Testing high availability
Testing high availability takes planning and a deep understanding of your system. The goal of every test is to reveal flaws in the system's design and/or implementation, and to provide good enough coverage that, if the tests pass, you'll be confident that the system behaves as expected.
In the realm of reliability, self-healing, and high availability, it means you need to figure out ways to break the system and watch it put itself back together.
This requires several elements, as follows:
- A comprehensive list of possible failures (including reasonable combinations)
- For each possible failure, it should be clear how the system should respond
- A way to induce the failure
- A way to observe how the system reacts
None of the elements are trivial. The best approach in my experience is to do it incrementally and try to come up with a relatively small number of generic failure categories and generic responses, rather than an exhaustive, ever-changing list of low-level failures.

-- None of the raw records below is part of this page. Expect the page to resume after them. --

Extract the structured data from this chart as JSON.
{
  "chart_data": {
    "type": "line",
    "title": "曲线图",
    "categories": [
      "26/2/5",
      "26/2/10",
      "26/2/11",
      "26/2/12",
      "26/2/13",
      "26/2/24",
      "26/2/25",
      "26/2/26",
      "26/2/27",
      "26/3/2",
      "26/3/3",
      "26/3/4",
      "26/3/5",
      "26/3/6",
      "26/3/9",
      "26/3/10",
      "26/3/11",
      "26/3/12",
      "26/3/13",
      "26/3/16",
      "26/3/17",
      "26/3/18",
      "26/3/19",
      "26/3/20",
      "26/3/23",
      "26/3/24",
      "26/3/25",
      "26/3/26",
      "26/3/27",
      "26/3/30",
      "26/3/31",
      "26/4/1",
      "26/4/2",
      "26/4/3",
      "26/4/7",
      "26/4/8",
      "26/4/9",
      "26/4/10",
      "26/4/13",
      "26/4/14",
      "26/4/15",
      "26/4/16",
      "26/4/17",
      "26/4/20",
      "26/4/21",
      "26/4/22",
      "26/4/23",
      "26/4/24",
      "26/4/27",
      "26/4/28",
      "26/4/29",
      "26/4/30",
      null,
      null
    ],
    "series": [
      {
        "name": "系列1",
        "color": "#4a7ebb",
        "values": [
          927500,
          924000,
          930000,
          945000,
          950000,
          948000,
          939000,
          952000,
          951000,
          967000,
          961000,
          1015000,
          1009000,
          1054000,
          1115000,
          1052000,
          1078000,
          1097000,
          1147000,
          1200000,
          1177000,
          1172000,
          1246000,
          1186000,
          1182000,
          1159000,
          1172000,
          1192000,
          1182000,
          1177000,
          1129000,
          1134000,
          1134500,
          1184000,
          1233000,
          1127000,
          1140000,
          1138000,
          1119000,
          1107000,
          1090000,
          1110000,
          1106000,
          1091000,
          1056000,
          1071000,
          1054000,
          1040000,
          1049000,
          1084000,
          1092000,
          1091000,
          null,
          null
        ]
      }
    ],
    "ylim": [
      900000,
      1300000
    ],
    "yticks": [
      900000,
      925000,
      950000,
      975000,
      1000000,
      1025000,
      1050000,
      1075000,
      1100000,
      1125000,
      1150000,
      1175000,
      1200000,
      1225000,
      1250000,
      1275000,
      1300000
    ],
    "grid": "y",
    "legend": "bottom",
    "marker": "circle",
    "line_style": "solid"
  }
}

For example, a generic failure category is node-unresponsive; the generic response could be rebooting the node; the way to induce the failure could be stopping the virtual machine (VM) of the node (if it's a VM). The observation should be that, while the node is down, the system still functions properly based on standard acceptance tests; the node is eventually up, and the system gets back to normal. There may be many other things you want to test, such as whether the problem was logged, whether relevant alerts went out to the right people, and whether various stats and reports were updated.
But beware of over-generalizing. In the case of the generic unresponsive node failure, a key component is detecting that the node is unresponsive. If your method of detection is faulty, then your system will not react properly. Use best practices like health checks and readiness checks.
Note that, sometimes, a failure can't be resolved in a single response. For example, in our unresponsive node case, if it's a hardware failure, then rebooting will not help. In this case, a second line of response comes into play and maybe a new node is provisioned to replace the failed node. In this case, you can't be too generic and you may need to create tests for specific types of pod/role that were on the node (such as etcd, master, worker, database, and monitoring).
If you have high quality requirements, be prepared to spend much more time setting up the proper testing environments and the tests than even the production environment.
One last important point is to try to be as unintrusive as possible. That means that, ideally, your production system will not have testing features that allow shutting down parts of it or cause it to be configured to run at reduced capacity for testing. The reason is that it increases the attack surface of your system and it could be triggered by accident by mistakes in configuration. Ideally, you can control your testing environment without resorting to modifying the code or configuration that will be deployed in production. With Kubernetes, it is usually easy to inject pods and containers with custom test functionality that can interact with system components in the staging environment, but will never be deployed in production.
In this section, we looked at what it takes to actually have a reliable and highly available cluster, including etcd, the API server, the scheduler, and the controller manager. We considered best practices for protecting the cluster itself, as well as your data, and paid special attention to the issue of starting environments and testing.